First, Hillary has staked out a clear populist message, fighting against the rich and entitled–which is a risky move, considering her wealth.
In her launch video, posted online several hours late, she announced: “Everyday Americans need a champion, and I want to be that champion.”
It’s exceptionally bold language for someone who has made millions of dollars in the last 15 years since leaving the White House–and gets paid hundreds of thousands of dollars to recite a 30-minute boilerplate speech from a teleprompter.
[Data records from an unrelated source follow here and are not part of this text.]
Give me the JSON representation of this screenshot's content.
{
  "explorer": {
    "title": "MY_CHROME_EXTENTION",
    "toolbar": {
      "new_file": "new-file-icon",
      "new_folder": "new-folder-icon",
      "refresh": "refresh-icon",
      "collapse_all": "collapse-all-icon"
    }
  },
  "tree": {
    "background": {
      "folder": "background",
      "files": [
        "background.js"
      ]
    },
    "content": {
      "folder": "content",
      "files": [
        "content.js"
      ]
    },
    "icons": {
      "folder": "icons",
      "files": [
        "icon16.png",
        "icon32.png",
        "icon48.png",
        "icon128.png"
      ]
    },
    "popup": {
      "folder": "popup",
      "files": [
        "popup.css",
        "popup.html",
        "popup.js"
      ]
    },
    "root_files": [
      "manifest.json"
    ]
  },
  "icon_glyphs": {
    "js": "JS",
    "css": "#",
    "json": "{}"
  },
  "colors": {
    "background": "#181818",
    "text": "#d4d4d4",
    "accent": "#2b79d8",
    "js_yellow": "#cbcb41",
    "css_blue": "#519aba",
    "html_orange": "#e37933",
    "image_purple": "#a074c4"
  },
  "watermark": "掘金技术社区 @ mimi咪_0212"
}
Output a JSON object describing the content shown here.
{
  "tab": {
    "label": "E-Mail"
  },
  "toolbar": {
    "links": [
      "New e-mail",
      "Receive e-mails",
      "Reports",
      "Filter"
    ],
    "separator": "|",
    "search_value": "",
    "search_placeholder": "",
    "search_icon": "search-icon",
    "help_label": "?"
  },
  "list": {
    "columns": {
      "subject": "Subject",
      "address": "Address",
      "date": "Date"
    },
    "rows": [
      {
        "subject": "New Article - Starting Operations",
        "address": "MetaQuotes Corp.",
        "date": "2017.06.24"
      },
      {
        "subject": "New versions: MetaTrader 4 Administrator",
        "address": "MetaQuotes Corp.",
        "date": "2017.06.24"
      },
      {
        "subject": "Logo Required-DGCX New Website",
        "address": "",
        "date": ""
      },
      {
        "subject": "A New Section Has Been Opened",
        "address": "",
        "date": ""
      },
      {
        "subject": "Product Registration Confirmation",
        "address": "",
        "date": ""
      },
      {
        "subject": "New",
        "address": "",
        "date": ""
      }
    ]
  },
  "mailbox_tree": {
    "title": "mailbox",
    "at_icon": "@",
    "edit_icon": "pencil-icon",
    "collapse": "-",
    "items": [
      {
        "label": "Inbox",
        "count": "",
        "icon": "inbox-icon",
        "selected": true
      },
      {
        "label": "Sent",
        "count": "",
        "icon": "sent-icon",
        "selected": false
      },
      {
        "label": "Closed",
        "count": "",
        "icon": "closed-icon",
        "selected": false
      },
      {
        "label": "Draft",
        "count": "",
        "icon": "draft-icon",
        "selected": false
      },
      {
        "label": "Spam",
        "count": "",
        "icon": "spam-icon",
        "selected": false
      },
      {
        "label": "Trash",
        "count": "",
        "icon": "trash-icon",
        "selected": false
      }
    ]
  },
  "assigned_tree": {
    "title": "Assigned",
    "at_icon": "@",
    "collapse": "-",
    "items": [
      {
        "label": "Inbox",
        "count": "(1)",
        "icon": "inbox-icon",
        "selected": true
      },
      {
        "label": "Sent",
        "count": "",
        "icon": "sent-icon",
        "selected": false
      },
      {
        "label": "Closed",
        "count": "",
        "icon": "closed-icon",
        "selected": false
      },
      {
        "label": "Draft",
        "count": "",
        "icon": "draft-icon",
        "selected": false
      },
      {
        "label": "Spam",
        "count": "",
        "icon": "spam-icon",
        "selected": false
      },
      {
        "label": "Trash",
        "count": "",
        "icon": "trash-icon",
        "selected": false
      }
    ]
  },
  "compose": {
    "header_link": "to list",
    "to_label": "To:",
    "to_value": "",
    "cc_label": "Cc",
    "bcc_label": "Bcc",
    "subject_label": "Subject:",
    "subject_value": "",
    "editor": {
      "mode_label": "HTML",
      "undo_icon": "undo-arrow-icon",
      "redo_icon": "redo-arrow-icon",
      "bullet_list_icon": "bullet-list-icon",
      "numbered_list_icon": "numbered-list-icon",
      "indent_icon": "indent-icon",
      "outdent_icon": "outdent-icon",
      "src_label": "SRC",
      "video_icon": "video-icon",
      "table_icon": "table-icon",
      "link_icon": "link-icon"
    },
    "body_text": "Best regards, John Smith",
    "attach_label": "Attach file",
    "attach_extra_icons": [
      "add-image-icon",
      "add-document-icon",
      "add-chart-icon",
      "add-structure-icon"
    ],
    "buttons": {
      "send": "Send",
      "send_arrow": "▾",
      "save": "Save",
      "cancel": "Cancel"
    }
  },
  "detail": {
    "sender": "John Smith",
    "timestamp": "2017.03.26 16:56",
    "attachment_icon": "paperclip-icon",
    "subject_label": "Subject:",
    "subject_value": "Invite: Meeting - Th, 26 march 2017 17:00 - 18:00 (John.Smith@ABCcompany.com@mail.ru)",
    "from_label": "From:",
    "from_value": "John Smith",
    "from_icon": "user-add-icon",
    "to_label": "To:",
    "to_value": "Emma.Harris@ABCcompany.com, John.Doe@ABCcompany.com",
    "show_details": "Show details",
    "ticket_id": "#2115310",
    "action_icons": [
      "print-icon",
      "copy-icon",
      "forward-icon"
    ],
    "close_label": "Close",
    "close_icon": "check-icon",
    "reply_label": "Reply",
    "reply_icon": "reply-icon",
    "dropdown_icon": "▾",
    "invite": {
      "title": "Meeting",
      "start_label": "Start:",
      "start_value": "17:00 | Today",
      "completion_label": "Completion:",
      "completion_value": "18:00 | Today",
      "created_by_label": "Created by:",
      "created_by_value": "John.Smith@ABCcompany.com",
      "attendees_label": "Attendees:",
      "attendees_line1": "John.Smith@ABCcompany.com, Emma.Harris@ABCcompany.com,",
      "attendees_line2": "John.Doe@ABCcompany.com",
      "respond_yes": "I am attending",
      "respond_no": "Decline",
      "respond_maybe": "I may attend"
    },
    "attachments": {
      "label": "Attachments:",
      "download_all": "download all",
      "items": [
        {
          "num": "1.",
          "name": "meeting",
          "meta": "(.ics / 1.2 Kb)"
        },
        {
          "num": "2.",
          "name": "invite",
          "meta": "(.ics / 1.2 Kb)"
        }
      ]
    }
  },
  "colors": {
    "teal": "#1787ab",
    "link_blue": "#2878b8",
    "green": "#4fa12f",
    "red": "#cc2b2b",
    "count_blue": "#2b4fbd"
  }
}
But, when you remember that Hillary Clinton thought she and Bill were “dead broke” in 2000–because they could barely afford the mortgage on their mansion in a ritzy New York neighborhood–maybe Hillary really does see herself as part of the put-upon middle class.
It’s clear that Hillary will try to court the far-Left so-called “Elizabeth Warren wing” of the Democratic Party, but she’ll have to strike a careful balance, considering her famous ties to Wall Street money.
Second, her logo was universally reviled on social media.
A large blue H, with a red arrow as the middle line, Twitter collectively panned it as an Emergency Room sign, and pointed out that it features a red arrow, pointing right, and skewering through two blue lines. Possibly suggesting the Republican steamroll that could very possibly come in 2016, if she runs another campaign like she did in 2008.
Third, a glaring (and hilarious) typo was found in her press release, which read: Hillary “has fought children and families her whole career.
Jokes aside about Hillary Clinton in a boxing ring with a bunch of kindergarteners, it’s very telling that the Clinton campaign–who has undoubtedly been planning this day for the last 6 years–could make so many rookie errors right off the bat.
Republican National Committee chairman perhaps put it most succinctly: “We deserve better” than Hillary Clinton.